To those who remain, the nearest and dearest, survivors, the ones with an empty spot in their family pictures and at their kitchen tables, I honor the life of your precious.
And, I honor the courageous journey that you are on.
There is no blue ribbon path through this. No winners. No best of show. This is a participation ribbon only experience.
And you are participating. You didn’t choose to. You didn’t want to. You shouldn’t have to but here you are.
Taking on your life one day at a time the best you can.
Breathing.
Eating.
Sleeping.
Crying.
Laughing.
Working.
Playing.
Talking.
Groaning to Jesus a language only He understands.
Well done.
The conundrum of our temporal existence is that life is so incredibly beautiful and so excruciatingly hard.

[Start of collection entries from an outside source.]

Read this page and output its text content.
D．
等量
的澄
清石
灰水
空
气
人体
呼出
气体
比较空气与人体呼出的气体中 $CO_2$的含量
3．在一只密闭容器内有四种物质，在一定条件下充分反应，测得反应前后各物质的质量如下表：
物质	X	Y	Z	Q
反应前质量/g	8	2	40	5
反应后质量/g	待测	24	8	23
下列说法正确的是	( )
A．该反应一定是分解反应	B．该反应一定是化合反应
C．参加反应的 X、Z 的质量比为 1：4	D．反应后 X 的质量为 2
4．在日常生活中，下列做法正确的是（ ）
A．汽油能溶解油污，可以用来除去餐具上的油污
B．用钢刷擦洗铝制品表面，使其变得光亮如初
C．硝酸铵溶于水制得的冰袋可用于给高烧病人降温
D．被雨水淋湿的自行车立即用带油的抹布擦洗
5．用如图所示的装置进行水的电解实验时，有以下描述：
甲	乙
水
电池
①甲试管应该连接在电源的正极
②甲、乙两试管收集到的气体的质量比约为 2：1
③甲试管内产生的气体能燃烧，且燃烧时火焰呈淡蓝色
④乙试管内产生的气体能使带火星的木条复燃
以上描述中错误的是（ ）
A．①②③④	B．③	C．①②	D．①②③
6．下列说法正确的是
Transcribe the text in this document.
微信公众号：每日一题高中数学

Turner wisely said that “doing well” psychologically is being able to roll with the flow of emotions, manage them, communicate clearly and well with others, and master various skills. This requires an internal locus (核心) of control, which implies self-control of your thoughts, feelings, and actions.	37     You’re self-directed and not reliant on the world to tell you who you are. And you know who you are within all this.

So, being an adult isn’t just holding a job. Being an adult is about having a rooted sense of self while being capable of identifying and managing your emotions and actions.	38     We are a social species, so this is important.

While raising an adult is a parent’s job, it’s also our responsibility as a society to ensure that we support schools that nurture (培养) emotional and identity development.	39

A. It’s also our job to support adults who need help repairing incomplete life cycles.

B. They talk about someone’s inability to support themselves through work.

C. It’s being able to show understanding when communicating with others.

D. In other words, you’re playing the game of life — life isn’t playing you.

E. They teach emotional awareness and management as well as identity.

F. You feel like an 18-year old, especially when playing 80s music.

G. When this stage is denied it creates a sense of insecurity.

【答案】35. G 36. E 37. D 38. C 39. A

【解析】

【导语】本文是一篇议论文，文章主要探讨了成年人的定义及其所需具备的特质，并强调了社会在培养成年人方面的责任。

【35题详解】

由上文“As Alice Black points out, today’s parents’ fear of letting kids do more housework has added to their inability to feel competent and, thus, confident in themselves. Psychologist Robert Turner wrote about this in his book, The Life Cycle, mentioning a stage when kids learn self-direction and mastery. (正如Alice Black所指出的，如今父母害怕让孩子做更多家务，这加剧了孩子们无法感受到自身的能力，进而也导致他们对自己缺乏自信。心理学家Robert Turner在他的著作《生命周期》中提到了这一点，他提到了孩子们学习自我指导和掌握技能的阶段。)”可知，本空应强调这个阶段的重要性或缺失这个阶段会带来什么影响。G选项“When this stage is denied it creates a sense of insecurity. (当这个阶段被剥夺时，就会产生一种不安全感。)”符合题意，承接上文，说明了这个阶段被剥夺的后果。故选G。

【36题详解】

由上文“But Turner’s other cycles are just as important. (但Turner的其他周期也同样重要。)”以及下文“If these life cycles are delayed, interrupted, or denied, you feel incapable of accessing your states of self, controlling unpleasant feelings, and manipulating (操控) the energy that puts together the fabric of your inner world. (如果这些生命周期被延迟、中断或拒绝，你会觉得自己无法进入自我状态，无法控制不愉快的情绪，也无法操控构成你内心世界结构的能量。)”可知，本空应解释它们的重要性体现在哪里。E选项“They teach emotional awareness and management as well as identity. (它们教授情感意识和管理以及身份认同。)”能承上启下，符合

We don’t get one without the other.
It’s not either-or but both-and.
So, blessed are you, grieving mamas and daddies, husbands and wives, sons and daughters, brothers and sisters, relatives and friends, all of you who greet your complicated lives with shaky hope.
Yours is God’s promise of fresh mercies, new every morning and somehow, always enough.
Yours is the guarantee that this temporal existence is not the final tragic end of the story but rather an introduction to eternal life.
And yours is the confidence that when the story reaches its climax, the broken will be fixed. The sick will be healed. The dirge will become a dance for all who have collided with God’s undeserved forgiveness and unfathomable grace.
God’s mammoth family reunion.
Together.
Forever.
Amen.
Beautfiul entry, Hope. Thank you for coming alongside those who have experienced the loss of a loved one too early. I am particularly touched by your phrase: “The conundrum of our temporal existence is that life is so incredibly beautiful and so excruciatingly hard.”